Innovative Drug Developer
Shanghai, March 23, 2022 /PRNewswire/ -- VIVAVISION, a clinical-stage biotechnology company focused on ophthalmology, is pleased to announce today that its self-developed innovative drug VVN001 has achieved positive results in the U.S. Phase II clinical trial for dry eye disease.
This randomized, double-blind, vehicle-controlled Phase II clinical trial aims to evaluate the safety and efficacy of VVN001 in treating patients with moderate to severe dry eye disease. The study enrolled a total of 170 patients across 14 clinical trial centers in the United States, who were randomly assigned to receive either VVN001 (5%), VVN001 (1%), or the vehicle. During the 84-day treatment period, patients administered the eye drops twice daily and were assessed on Days 1, 14, 28, 56, and 84.
The primary efficacy endpoint of this study was the improvement in inferior corneal fluorescein staining from baseline. After completing the 84-day treatment period, this endpoint demonstrated the favorable therapeutic effect of VVN001, with the 5% treatment group showing significantly greater improvement compared to the control group. In total corneal fluorescein staining, the VVN001 treatment group exhibited clinically and statistically significant improvements over the vehicle group, along with a good dose-response and time-effect relationship. A similar improvement was observed in Schirmer scores for tear secretion. Additionally, the pre-specified secondary clinical endpoint, Symptom Assessment in Dry Eye (SANDE) frequency and severity scores, showed significant improvement from baseline and compared to the control group.

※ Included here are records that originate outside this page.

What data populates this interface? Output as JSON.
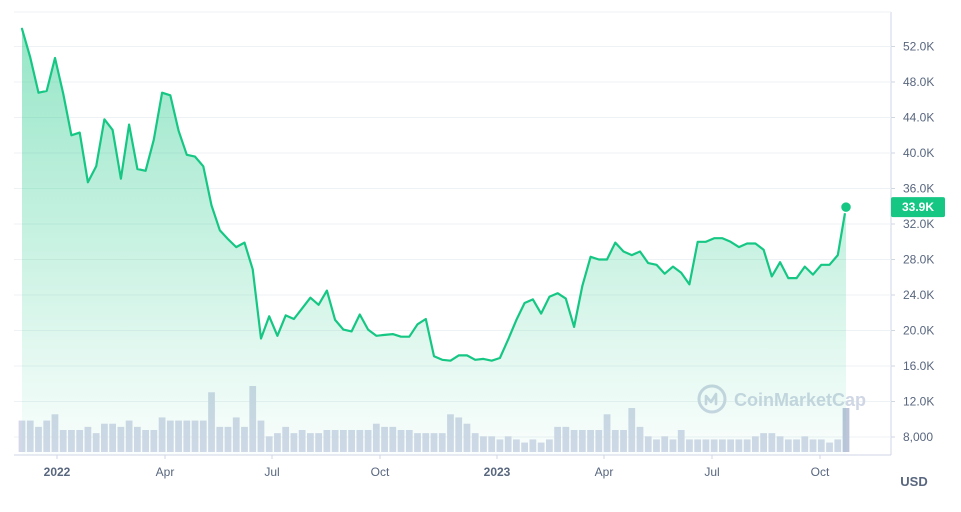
{
  "chart_data": {
    "type": "line",
    "title": "",
    "xlabel": "",
    "ylabel": "",
    "unit_label": "USD",
    "y_ticks": [
      "8,000",
      "12.0K",
      "16.0K",
      "20.0K",
      "24.0K",
      "28.0K",
      "32.0K",
      "36.0K",
      "40.0K",
      "44.0K",
      "48.0K",
      "52.0K"
    ],
    "x_ticks": [
      {
        "label": "2022",
        "year": true
      },
      {
        "label": "Apr",
        "year": false
      },
      {
        "label": "Jul",
        "year": false
      },
      {
        "label": "Oct",
        "year": false
      },
      {
        "label": "2023",
        "year": true
      },
      {
        "label": "Apr",
        "year": false
      },
      {
        "label": "Jul",
        "year": false
      },
      {
        "label": "Oct",
        "year": false
      }
    ],
    "ylim": [
      5600,
      56000
    ],
    "grid": true,
    "last_value_label": "33.9K",
    "watermark": "CoinMarketCap",
    "colors": {
      "line": "#16c784",
      "badge": "#16c784",
      "volume": "#d2d8e8",
      "volume_last": "#bcc5da",
      "grid": "#eff2f5"
    },
    "series": [
      {
        "values": [
          54000,
          50800,
          46800,
          47000,
          50700,
          46700,
          42000,
          42300,
          36700,
          38500,
          43800,
          42600,
          37100,
          43200,
          38200,
          38000,
          41500,
          46800,
          46500,
          42500,
          39800,
          39600,
          38500,
          34100,
          31300,
          30300,
          29400,
          29900,
          26900,
          19100,
          21600,
          19400,
          21700,
          21300,
          22500,
          23700,
          22900,
          24500,
          21200,
          20100,
          19900,
          21800,
          20100,
          19400,
          19500,
          19600,
          19300,
          19300,
          20700,
          21300,
          17100,
          16700,
          16600,
          17200,
          17200,
          16700,
          16800,
          16600,
          16900,
          19000,
          21200,
          23100,
          23500,
          21900,
          23800,
          24200,
          23600,
          20400,
          25000,
          28300,
          28000,
          28000,
          29900,
          28900,
          28500,
          28900,
          27600,
          27400,
          26400,
          27200,
          26500,
          25200,
          30000,
          30000,
          30400,
          30400,
          30000,
          29400,
          29800,
          29800,
          29100,
          26100,
          27700,
          25900,
          25900,
          27200,
          26300,
          27400,
          27400,
          28500,
          33900
        ]
      }
    ],
    "volume": [
      10,
      10,
      8,
      10,
      12,
      7,
      7,
      7,
      8,
      6,
      9,
      9,
      8,
      10,
      8,
      7,
      7,
      11,
      10,
      10,
      10,
      10,
      10,
      19,
      8,
      8,
      11,
      8,
      21,
      10,
      5,
      6,
      8,
      6,
      7,
      6,
      6,
      7,
      7,
      7,
      7,
      7,
      7,
      9,
      8,
      8,
      7,
      7,
      6,
      6,
      6,
      6,
      12,
      11,
      9,
      6,
      5,
      5,
      4,
      5,
      4,
      3,
      4,
      3,
      4,
      8,
      8,
      7,
      7,
      7,
      7,
      12,
      7,
      7,
      14,
      8,
      5,
      4,
      5,
      4,
      7,
      4,
      4,
      4,
      4,
      4,
      4,
      4,
      4,
      5,
      6,
      6,
      5,
      4,
      4,
      5,
      4,
      4,
      3,
      4,
      14
    ]
  }
}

In terms of safety, no significant treatment-related adverse events were observed in the study, indicating that both dose groups of VVN001 demonstrated good safety and tolerability. Mild irritation at the administration site was the only treatment-related adverse event with an incidence rate greater than 3%. The incidence rates in the VVN001 treatment group and the vehicle group were 3.5% and 3.6%, respectively.
Joseph Tauber, MD, an internationally renowned dry eye treatment expert from the Tauber Eye Center in the United States, said: "A large number of patients are troubled by dry eye problems, and there is an urgent need for new therapeutic drugs to help doctors and patients better manage dry eye disease. The results of this Phase II clinical trial demonstrate that VVN001 has statistically significant reductions in total corneal and regional corneal fluorescein staining scores compared to the vehicle group."
Dr. Joanne Li, Chief Medical Officer of VIVAVISION, commented, "We are very pleased to see that VVN001 significantly improved patients' dry eye symptoms and signs in this first-in-human clinical study. The positive results of this Phase II clinical trial will strongly support VIVAVISION's upcoming Phase III clinical research."